After consulting my email, I may even be selling it tonight. I feel better about the purchaser, having just spoken to him on the phone. He has to see if he can get a ride from a friend because he has too many DUIs to drive. Now I feel like a charity, but in a good way. Here's what you should have been doing while drinking in the first place, buddy...

Wy and I took a break to play some Guitar Hero, the only video game he's ever gotten into, to my knowledge.

For nine games, most of which have value, two controllers, charge cables and the general kit'n'caboodle, I'm getting $350. Blech, but if selling it means I look at my bass and keys with something other than mystery and apprehension, then excellent. I just wish I hadn't spent the like $800 dollars on new stuff in the first place.

On the other hand, I find it best to not complain about beer already drank.

8.30.2008

Maureen's Gone+Bus Chronicles #1 and friends

Moe went roadtrippin'. I miss her. I gave her one of my pillows to take along, reasoning that the male response to favored girl-scent on a pillow was reciprocal. I wasn't sold on the concept entirely, but the transaction was accompanied by sincere smiles, so I'm happy.

Yesterday on the bus, I saw a fat retarded man putting a sweater on. He wriggled it on like an ill-fitting condom-inch by inch until he was reasonably sure it wouldn't come off. He looked pleased afterwards.

Today, I saw a US Mail Service driver gawking out his window at the mestizo hooker I was sharing a bus stop with. He nearly ran over a bicyclist.

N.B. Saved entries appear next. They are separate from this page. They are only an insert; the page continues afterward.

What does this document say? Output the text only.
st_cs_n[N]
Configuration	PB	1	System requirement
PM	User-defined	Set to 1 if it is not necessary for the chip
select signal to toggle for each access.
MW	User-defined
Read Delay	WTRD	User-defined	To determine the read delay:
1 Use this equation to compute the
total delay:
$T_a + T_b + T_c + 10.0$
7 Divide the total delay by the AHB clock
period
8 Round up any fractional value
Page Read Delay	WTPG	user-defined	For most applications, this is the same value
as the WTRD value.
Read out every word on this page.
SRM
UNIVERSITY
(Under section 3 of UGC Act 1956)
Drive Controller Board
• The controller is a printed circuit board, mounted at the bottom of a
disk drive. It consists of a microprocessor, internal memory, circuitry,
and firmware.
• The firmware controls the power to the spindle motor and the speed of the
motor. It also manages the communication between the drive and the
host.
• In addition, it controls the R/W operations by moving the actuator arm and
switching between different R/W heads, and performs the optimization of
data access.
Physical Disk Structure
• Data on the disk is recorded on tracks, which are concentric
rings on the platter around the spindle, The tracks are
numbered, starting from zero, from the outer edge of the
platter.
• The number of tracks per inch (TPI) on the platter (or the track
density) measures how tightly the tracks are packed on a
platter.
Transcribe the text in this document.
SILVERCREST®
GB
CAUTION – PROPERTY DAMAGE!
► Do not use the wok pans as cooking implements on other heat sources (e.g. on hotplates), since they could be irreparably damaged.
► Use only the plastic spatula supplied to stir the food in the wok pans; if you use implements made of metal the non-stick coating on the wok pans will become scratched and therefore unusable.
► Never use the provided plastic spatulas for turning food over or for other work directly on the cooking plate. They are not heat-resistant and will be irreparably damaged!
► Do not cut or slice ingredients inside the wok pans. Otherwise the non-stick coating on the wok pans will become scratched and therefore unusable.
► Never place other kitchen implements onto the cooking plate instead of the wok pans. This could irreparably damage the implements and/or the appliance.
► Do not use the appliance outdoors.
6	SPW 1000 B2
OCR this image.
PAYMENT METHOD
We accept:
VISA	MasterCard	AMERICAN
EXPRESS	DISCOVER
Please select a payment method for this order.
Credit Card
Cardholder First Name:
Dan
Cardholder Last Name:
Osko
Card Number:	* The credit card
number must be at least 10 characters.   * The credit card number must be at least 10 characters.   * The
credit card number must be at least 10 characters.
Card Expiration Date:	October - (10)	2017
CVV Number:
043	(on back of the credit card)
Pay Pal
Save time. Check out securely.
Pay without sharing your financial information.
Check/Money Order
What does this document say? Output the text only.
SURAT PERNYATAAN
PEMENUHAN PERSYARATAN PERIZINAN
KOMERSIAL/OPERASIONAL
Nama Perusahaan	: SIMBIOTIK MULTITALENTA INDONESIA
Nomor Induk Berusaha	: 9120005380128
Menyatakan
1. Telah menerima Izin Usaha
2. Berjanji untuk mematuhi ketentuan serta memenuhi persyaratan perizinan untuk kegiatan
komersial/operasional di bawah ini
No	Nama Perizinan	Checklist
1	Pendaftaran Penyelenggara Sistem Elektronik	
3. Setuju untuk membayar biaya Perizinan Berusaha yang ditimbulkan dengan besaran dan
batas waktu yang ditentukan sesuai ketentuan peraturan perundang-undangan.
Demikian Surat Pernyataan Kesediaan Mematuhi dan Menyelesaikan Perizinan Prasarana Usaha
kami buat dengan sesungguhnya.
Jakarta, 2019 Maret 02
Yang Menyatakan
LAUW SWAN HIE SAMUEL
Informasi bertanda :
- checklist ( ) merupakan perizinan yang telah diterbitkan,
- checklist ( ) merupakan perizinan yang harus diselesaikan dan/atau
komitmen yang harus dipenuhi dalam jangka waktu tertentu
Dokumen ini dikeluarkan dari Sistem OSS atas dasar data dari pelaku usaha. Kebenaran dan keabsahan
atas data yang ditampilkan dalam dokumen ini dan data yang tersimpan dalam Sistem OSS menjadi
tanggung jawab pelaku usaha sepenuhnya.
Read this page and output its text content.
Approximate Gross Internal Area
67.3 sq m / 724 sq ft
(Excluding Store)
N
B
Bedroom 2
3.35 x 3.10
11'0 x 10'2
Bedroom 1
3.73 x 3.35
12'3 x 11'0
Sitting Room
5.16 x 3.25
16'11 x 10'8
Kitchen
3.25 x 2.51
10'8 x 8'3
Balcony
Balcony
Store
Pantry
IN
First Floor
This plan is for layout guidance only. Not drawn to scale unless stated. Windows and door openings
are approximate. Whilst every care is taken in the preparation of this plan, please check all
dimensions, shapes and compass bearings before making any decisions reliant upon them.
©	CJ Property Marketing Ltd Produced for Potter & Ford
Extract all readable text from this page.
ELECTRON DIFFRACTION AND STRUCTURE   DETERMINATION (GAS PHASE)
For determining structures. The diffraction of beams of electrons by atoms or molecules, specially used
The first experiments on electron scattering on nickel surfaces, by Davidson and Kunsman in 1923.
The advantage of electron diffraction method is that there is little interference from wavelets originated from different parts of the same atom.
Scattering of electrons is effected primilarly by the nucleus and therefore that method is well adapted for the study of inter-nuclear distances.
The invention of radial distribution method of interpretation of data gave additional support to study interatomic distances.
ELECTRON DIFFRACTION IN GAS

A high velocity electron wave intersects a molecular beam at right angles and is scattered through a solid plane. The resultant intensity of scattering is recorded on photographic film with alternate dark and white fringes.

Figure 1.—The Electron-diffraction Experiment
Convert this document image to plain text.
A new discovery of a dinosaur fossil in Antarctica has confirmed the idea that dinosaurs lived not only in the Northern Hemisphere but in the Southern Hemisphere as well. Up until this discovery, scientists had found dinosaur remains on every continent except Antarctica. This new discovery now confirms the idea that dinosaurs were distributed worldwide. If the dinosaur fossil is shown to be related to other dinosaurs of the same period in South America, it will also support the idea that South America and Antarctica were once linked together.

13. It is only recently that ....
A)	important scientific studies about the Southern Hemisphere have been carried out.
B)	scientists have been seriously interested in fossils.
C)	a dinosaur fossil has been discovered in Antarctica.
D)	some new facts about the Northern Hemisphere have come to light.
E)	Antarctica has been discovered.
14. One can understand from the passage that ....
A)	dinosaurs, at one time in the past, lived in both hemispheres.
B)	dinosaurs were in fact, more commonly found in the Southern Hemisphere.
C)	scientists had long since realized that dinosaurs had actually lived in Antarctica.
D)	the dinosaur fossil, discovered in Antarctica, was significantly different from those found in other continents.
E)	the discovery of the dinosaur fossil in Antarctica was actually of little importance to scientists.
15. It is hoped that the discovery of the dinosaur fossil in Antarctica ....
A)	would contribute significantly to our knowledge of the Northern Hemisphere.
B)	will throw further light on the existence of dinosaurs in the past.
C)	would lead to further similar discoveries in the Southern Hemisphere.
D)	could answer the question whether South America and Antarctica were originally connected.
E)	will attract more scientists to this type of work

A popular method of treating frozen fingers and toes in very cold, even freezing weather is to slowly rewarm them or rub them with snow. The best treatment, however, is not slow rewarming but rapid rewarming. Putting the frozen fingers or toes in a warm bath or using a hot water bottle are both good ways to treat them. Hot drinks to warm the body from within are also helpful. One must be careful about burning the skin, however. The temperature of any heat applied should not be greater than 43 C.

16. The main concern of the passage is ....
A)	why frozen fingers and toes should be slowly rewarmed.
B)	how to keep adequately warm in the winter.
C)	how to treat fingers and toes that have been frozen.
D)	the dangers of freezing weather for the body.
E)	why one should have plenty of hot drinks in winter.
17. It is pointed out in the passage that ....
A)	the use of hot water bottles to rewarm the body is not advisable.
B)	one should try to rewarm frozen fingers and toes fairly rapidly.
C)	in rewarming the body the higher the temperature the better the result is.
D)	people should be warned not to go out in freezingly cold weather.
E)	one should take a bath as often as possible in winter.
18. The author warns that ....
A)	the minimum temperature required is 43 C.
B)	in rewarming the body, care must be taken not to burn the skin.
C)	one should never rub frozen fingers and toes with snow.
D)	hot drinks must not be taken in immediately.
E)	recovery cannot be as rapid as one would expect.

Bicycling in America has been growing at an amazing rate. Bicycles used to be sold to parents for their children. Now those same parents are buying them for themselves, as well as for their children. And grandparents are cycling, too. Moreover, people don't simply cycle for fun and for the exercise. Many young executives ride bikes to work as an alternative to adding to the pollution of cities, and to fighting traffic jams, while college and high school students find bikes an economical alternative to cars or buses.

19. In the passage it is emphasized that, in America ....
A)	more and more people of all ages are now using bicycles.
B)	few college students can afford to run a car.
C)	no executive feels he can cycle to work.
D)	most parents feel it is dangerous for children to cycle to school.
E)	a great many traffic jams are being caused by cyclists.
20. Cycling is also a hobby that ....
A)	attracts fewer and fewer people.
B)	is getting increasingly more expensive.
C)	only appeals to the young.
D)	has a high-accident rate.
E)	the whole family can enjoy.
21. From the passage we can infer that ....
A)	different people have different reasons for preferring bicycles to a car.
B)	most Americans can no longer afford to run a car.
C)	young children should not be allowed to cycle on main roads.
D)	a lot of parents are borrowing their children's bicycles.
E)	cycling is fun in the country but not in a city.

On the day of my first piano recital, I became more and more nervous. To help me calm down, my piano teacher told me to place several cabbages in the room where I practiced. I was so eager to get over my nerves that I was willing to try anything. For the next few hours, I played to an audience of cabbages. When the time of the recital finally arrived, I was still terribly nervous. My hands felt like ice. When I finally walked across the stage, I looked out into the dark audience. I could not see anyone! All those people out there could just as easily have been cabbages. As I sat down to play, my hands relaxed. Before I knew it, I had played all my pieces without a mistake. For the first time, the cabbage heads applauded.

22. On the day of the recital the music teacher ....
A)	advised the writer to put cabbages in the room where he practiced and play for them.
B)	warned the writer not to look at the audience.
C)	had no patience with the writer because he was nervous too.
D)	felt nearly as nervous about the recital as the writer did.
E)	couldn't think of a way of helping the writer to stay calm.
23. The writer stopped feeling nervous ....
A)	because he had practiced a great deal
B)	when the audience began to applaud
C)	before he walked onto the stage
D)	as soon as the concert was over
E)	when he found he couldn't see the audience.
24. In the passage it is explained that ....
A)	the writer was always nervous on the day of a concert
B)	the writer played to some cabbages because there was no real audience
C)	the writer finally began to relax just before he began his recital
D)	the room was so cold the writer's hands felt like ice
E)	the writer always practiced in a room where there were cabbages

On the return bus trip, three confident girls got on from the light rail. Initially, they were accompanied by a middle-aged woman as unattractive as they were, but given that she sat by me and they sat across from me with small but prominently displayed Victoria's Secret bags informed me to the contrary.

They all looked like Heather Matarazzo. There was the vanilla one, the Asian one, the frightening red-haired amateur porn star one, and the one that I was next to.

Initially, I was consumed with curiosity. What could the male equivalent of homely girls promising lingerie be?

Fortunately, the Pizza Luce beer-and-a-shot took hold. I turned my iPod up until the McLusky hurt and settled in for a couple more blocks.

I got home and encountered something so joyous and thrilling, I had to walk to the bar with the off-sale. I thought about drinking there, but after considering the walk back home and the close proximity to many people I didn't know and would never like, I opted for portable potable provisions.

I arrived at home the same time as a couple who moved into my building within days of me starting the new job.

I offered them a couple beers to hang out and shoot the skeet (shit) with me instead of drinking it by myself, which they joked about as being my plan. The beers I gave them were considered hush money to the part of me that agreed with them.

As we were talking about the obscure fantasy novels we read as children, a tattooed red-haired woman appeared and hovered on the fringes. I said something about the 'Incarnations of Immortality' series of Piers Anthony to the couple and the stranger volunteered that her son was named after the protagonist of the series.

Then she asked for a beer.

While I have no love for the name 'Zane,' it beats Bilbo, so I continued to share with new people.

About the time we were wondering who she was (my apartment building is similar to a stair car; watch out for hop-ons), she announced that she did, by the way, live here.

I like the matter-of-factness this house attracts.

Monday will be the first Labor Day I've had off in years. I plan on drinking.

8.28.2008

away from the senseless prattle of bulletin after bulletin...

This seems a fine place to set up an alternate camp.
Plus, it'll help me keep tabs on Egan.
The cigarettes are plentiful, but the beer is gone, and with it expression for this evening.
Sentences shall be flowery here, for better or worse, like the boulevard of the world's foremost dandelion fan.

But not all at once and certainly not now.